There is not a word on the social cost of this increased profitability. In fact, the social disaster in Russia due to privatization and the restoration of capitalism in Russia is barely known or understood in the U.S., outside a sense that gangsterism was increased thereby. The truth about world history since the end of World War II has largely been kept from the U.S. population, e.g. the recruitment of Nazi war criminals into U.S. government research programs, including the intelligence agencies, the mass murders in the 100,000s by U.S. allies in Korea (with U.S. connivance), the budget of U.S. intelligence agencies and the extent of the latter's covert actions around the globe, and the CIA's mind control project with its enlistment of top levels of social, medical and psychological personnel throughout the 1950s-1970s, and the secret medical experiments upon these programs involved.
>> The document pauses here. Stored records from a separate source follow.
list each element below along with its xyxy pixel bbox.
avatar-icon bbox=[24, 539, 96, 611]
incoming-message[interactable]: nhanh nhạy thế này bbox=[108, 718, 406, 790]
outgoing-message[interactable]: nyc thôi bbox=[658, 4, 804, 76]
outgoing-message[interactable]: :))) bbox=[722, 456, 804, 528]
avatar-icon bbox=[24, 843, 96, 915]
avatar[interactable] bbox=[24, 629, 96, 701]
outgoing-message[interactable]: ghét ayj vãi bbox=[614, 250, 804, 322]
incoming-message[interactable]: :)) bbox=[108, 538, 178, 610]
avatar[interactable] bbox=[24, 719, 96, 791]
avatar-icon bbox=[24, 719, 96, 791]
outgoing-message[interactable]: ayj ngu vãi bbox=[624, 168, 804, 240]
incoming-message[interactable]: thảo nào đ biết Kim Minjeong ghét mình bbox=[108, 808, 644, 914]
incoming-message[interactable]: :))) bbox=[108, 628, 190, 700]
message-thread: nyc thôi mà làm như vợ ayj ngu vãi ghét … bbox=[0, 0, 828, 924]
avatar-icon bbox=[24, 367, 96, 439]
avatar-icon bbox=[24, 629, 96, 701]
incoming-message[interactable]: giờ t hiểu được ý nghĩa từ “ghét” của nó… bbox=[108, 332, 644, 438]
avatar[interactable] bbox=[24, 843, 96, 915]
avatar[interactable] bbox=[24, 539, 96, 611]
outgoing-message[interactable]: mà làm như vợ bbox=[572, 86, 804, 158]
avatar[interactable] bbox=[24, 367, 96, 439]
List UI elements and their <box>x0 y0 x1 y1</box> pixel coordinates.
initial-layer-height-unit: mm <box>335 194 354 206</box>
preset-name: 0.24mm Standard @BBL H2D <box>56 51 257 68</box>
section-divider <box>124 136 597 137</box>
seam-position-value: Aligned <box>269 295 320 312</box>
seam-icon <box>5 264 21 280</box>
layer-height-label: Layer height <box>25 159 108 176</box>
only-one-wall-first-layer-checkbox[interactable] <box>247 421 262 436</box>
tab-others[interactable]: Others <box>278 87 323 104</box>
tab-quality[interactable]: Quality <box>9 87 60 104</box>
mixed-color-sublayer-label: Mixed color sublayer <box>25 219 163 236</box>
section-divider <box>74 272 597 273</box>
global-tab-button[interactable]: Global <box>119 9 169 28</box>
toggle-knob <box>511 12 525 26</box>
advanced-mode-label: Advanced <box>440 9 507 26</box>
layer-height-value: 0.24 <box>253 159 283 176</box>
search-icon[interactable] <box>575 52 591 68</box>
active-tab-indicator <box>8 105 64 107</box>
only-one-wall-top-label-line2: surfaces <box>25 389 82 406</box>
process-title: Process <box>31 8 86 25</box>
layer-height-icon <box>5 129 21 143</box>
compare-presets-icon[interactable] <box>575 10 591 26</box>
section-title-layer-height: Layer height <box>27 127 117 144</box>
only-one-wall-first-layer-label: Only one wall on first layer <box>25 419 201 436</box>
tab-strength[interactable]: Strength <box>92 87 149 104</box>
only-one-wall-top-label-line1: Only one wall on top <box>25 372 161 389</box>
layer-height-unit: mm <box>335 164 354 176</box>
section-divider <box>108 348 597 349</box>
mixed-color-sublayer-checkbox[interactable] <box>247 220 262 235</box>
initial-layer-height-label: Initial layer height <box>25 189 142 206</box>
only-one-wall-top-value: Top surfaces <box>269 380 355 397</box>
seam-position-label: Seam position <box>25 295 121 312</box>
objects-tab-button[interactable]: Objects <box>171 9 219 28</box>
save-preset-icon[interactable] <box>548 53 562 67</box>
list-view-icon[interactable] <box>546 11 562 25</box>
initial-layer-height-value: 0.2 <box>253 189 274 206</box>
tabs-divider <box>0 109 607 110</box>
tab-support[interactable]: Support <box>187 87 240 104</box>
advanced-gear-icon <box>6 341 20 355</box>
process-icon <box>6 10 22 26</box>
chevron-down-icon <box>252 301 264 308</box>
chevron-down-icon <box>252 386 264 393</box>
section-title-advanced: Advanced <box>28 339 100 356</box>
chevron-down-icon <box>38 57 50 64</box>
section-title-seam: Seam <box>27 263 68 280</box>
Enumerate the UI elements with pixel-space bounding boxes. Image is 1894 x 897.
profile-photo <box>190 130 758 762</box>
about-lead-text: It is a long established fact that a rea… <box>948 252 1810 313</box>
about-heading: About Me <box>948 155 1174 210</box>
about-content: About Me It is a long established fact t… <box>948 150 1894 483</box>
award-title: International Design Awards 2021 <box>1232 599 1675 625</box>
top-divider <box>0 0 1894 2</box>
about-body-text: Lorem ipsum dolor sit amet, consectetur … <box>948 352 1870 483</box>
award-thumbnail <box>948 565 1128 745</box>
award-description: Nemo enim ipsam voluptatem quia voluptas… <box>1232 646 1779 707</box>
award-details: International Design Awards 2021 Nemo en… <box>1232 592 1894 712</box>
The level of trust in what the U.S. government says is very low right now, thanks to the crimes of the Bush administration. The incoming Obama administration is sending mixed messages about what it intends as regards the past record of the United States. On one hand, the Obama people promise an open government and transparency; on the other hand, Obama himself says he intends to look forward and not backwards when it comes to former administration crimes, applying this standard even to such crimes as torture. As we consider the pressing need to hold the U.S. to account, no matter what administration is in power, we might reflect upon the famous words of Nobel Prize-winning author William Faulkner: "The past is never dead. It's not even past." Shakespeare made essentially the same point hundreds of years earlier: "What’s past is prologue."